From art galleries and farm stands, to secret pop-ups it’s almost always guaranteed you’ll discover something new while strolling through New York City. One day while walking off lunch before heading back to the office, I came across a new pop-up that couldn’t be missed from the sidewalk. With its large windows and bright neon balloon arch standing tall, I had to step in and see what was going on.
Just in time for the new school year, children’s apparel brand Rockets of Awesome opened their first-ever physical pop-up experience in the heart of the Flat Iron District. Stepping inside, I was immediately immersed in a rainbow, fantasy land showcasing the brands neon-colored clothing line chock full of kid-friendly activities and touchpoints.
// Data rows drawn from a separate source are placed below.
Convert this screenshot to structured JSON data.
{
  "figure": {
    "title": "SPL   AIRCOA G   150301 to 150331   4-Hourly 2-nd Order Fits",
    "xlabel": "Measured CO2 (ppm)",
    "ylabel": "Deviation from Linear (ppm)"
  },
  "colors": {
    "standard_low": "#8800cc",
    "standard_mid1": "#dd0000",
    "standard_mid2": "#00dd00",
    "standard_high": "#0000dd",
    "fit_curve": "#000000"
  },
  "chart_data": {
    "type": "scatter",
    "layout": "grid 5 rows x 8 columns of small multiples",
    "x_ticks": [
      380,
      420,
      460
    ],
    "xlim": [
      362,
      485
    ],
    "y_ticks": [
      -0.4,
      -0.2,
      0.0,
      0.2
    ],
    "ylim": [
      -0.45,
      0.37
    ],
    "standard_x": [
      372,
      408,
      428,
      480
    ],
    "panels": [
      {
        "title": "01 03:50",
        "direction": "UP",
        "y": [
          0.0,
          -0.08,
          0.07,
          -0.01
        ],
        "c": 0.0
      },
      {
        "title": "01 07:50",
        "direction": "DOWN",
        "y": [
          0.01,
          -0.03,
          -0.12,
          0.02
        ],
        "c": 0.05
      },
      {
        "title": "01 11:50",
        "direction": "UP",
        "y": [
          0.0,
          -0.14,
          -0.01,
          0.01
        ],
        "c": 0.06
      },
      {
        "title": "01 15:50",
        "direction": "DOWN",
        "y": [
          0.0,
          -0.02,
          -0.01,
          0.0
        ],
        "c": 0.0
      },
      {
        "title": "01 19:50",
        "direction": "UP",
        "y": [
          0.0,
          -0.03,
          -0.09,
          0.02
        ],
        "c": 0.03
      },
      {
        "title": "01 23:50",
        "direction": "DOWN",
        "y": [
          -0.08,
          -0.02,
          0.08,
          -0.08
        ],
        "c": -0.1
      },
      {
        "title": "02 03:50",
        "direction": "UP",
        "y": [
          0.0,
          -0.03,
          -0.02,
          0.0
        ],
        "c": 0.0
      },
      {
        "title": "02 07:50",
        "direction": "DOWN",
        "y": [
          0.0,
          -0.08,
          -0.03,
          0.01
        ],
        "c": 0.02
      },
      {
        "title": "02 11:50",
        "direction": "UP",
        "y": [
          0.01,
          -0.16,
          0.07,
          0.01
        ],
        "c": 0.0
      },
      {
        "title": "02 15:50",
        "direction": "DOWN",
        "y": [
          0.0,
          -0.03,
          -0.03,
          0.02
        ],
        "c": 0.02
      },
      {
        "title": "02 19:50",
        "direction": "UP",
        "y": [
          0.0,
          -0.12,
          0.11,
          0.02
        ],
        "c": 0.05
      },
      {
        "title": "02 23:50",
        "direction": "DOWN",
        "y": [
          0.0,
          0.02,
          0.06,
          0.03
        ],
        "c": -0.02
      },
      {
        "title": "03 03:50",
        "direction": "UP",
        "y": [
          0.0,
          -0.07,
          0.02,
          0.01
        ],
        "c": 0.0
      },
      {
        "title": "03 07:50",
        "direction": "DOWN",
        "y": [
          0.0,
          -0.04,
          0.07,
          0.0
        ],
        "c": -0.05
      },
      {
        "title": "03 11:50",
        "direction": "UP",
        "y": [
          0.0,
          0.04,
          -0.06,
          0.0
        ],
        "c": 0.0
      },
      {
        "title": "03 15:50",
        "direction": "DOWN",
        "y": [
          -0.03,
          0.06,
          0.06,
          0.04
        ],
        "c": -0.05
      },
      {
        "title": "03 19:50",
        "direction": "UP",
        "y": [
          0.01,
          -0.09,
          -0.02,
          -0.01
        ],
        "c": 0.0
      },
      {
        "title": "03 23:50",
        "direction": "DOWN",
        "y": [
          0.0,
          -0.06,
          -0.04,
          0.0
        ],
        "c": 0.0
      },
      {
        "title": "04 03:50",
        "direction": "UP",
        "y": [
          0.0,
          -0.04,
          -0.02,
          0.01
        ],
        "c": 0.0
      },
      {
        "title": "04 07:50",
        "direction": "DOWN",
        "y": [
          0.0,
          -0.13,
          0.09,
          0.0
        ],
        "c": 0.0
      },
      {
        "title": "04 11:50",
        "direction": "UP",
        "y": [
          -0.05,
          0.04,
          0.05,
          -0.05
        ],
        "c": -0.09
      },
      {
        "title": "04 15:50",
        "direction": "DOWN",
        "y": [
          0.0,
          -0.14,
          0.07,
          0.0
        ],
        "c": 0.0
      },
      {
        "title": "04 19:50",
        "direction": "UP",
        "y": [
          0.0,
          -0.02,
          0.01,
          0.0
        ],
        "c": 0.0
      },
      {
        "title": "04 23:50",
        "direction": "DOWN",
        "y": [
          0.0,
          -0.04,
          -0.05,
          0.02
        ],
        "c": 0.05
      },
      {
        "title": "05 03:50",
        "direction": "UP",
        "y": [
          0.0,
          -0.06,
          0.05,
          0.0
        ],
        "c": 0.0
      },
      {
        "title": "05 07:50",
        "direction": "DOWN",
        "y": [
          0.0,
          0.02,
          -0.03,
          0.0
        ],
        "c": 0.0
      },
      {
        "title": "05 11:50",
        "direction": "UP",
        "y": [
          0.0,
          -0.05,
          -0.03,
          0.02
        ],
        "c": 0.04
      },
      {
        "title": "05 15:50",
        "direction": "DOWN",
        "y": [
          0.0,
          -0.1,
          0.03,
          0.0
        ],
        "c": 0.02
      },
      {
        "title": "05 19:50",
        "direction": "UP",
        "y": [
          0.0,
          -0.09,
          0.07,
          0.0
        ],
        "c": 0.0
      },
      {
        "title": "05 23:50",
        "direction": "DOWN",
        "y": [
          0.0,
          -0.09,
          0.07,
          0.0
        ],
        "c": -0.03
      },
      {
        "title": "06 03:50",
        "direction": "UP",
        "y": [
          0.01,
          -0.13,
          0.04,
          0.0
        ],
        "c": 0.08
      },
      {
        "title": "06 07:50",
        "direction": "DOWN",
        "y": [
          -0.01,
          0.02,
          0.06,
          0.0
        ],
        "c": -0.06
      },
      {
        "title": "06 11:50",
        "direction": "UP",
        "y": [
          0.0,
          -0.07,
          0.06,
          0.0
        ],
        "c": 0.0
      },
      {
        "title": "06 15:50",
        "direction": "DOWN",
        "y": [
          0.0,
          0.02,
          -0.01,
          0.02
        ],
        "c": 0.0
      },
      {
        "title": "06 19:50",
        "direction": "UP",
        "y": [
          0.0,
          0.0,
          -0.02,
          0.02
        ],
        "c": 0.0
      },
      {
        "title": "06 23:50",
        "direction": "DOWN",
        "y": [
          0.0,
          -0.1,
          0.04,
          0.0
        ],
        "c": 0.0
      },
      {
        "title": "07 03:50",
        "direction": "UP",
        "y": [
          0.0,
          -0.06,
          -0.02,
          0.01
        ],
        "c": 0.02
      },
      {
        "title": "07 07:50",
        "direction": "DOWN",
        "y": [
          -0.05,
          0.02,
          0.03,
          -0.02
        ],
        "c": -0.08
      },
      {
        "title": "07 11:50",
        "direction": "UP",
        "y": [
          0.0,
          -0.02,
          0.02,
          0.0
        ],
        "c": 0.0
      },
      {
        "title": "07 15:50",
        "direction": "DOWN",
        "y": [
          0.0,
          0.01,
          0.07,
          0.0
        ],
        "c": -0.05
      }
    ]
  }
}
After taking in the aesthetics of the space, I took a second to notice all the activity going on around me discovering a kid-friendly selfie station and centrally located “marshmallow” pit with dozens of kids having way more fun than me (If I were still pint-sized that pit would be calling my name!). After walking around, I realized that the experience wasn’t just for parents like most children’s clothing retail is, this one was designed with kids in mind too. While little ones enjoyed the marshmallow pit, DIY patching station, and getting photos with their besties, parents were given some time to shop. Smart call by the brand giving parents a short break, but also making the experience seem fun for its true end-users.
Moving on from one display and activity to the next, I found myself swooning over all the little details the designers managed to squeeze into the experience. Floor to ceiling mirrors were decorated with kid eye-level graphics (no more than 3ft up the mirror) read “you look great” or “flossing zone.” At a low sitting bar, kids could pick from buckets of patches to add to their Rocket of Awesome jackets or jeans. It’s not a surprise I left wishing they had one these neon pink bomber jackets in my size.
Overall, I give the Rockets of Awesome NYC Pop-Up a thumbs up. It’s not only a great example of experiential retail done well, but a pop-up done well. While some pop-ups only feel like a pop-up, this one had several layers of programming, visual merchandising, and activities.